Repetitive stressful movements resulting in injury and degenerative processes are common causes of chronic back and neck pain. Ligament strains, muscle sprains or disc herniations can induce inflammation and pain. Inflammation and swelling compress nerves, causing painful sensations to radiate along nerve tissue pathways. Certain maladies often cause spinal misalignments that trap sensitive spinal nerves. Individuals might experience pain in the affected area along with symptoms extending to surrounding areas and the extremities.
Individuals can feel many types of back pain or neck pain, depending on what region of the spine is affected. Symptoms of a neck injury or degeneration might include upper back pain along with neck and shoulder pain. Individuals might also have inflexibility or stiffness of the neck, in addition to decreased or prickly sensations or weakness of the neck, shoulders and arms. Back pain in the lower spine occurs with weakening or trauma anywhere from the fourth lumbar vertebrae down to the first sacral vertebrae.

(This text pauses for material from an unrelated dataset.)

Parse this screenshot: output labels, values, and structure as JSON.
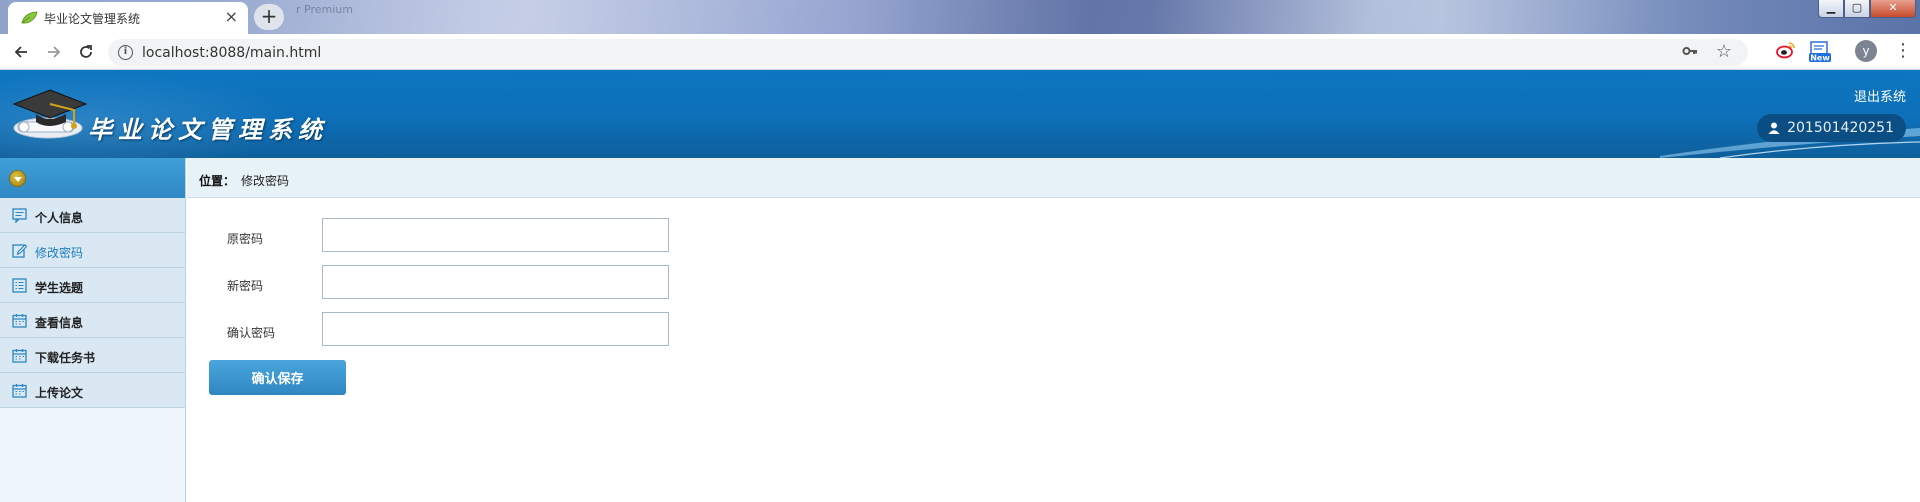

Individuals who suffer from deterioration or injury in the lower spine have a variety of symptoms, including ankle and foot weakness on the affected side. Many of them suffer pain radiating to the hip and discomfort traveling down into the backside and legs. These symptoms relate to the condition referred to as sciatica. One of the complications of back pain concerns the development of excruciating muscle spasms. Muscle tightening is the body’s natural reflex response to pain and trauma.

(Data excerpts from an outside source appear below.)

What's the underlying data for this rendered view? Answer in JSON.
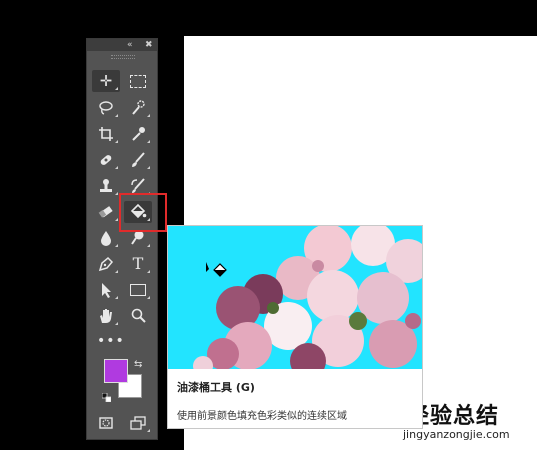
{
  "toolbar": {
    "collapse_glyph": "«",
    "close_glyph": "✖",
    "more_glyph": "•••",
    "swap_glyph": "⇆",
    "tools": [
      {
        "name": "move-tool",
        "icon": "move-icon",
        "glyph": "✛"
      },
      {
        "name": "marquee-tool",
        "icon": "marquee-icon",
        "glyph": "⬚"
      },
      {
        "name": "lasso-tool",
        "icon": "lasso-icon",
        "glyph": "✧"
      },
      {
        "name": "quick-select-tool",
        "icon": "quick-select-icon",
        "glyph": "✎"
      },
      {
        "name": "crop-tool",
        "icon": "crop-icon",
        "glyph": "⯐"
      },
      {
        "name": "eyedropper-tool",
        "icon": "eyedropper-icon",
        "glyph": "✒"
      },
      {
        "name": "healing-brush-tool",
        "icon": "bandage-icon",
        "glyph": "✷"
      },
      {
        "name": "brush-tool",
        "icon": "brush-icon",
        "glyph": "✏"
      },
      {
        "name": "clone-stamp-tool",
        "icon": "stamp-icon",
        "glyph": "♙"
      },
      {
        "name": "history-brush-tool",
        "icon": "history-brush-icon",
        "glyph": "✐"
      },
      {
        "name": "eraser-tool",
        "icon": "eraser-icon",
        "glyph": "▭"
      },
      {
        "name": "paint-bucket-tool",
        "icon": "paint-bucket-icon",
        "glyph": ""
      },
      {
        "name": "blur-tool",
        "icon": "drop-icon",
        "glyph": "▲"
      },
      {
        "name": "dodge-tool",
        "icon": "dodge-icon",
        "glyph": "●"
      },
      {
        "name": "pen-tool",
        "icon": "pen-icon",
        "glyph": "✒"
      },
      {
        "name": "type-tool",
        "icon": "type-icon",
        "glyph": "T"
      },
      {
        "name": "path-select-tool",
        "icon": "arrow-icon",
        "glyph": "➤"
      },
      {
        "name": "rectangle-tool",
        "icon": "rectangle-icon",
        "glyph": "▭"
      },
      {
        "name": "hand-tool",
        "icon": "hand-icon",
        "glyph": "✋"
      },
      {
        "name": "zoom-tool",
        "icon": "zoom-icon",
        "glyph": "⌕"
      }
    ],
    "quick_mask_glyph": "◌",
    "screen_mode_glyph": "⧉",
    "foreground_color": "#b03ae0",
    "background_color": "#ffffff"
  },
  "tooltip": {
    "title": "油漆桶工具 (G)",
    "description": "使用前景颜色填充色彩类似的连续区域",
    "preview_bg": "#22e4ff"
  },
  "highlight_color": "#e12b2b",
  "watermark": {
    "main": "经验总结",
    "sub": "jingyanzongjie.com"
  }
}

Common ailments that cause chronic back and neck pain include disc herniation, degenerative disc disease, spondylolithesis and stenosis. The discs located between vertebrae contain a soft inner nucleus and a fibrous outer layer. Designed to absorb shock, a disc occasionally protrudes or herniates beyond the natural position. Chronic back and neck pain result when the disc applies pressure to spinal nerves.
Healthcare providers suggest that 30 percent of all people develop generative disc disease. Trauma or natural wearing down of the spine results in the deterioration of the disc’s tough outer layer. The disc no longer adequately absorbs shock and stress. Nerves become inflamed or pinched, producing chronic back and neck pain.
Spondylolithesis, or a slipped disc, occurs when one vertebrae slides over the top of another. Along with discs, cartilage and thin, fragile bone keep vertebrae separated. When this cartilage breaks down or one of the small bones fractures, vertebrae easily shift out of place, compressing nerve tissue.
Stenosis, most often attributed to aging, commonly causes chronic neck and back pain. This condition involves the gradual thinning of the space between the vertebrae. As stenosis progresses over an extended period of time, individuals experience increasing amounts of pain along with discomfort, uncoordination and weakness in the arms or legs.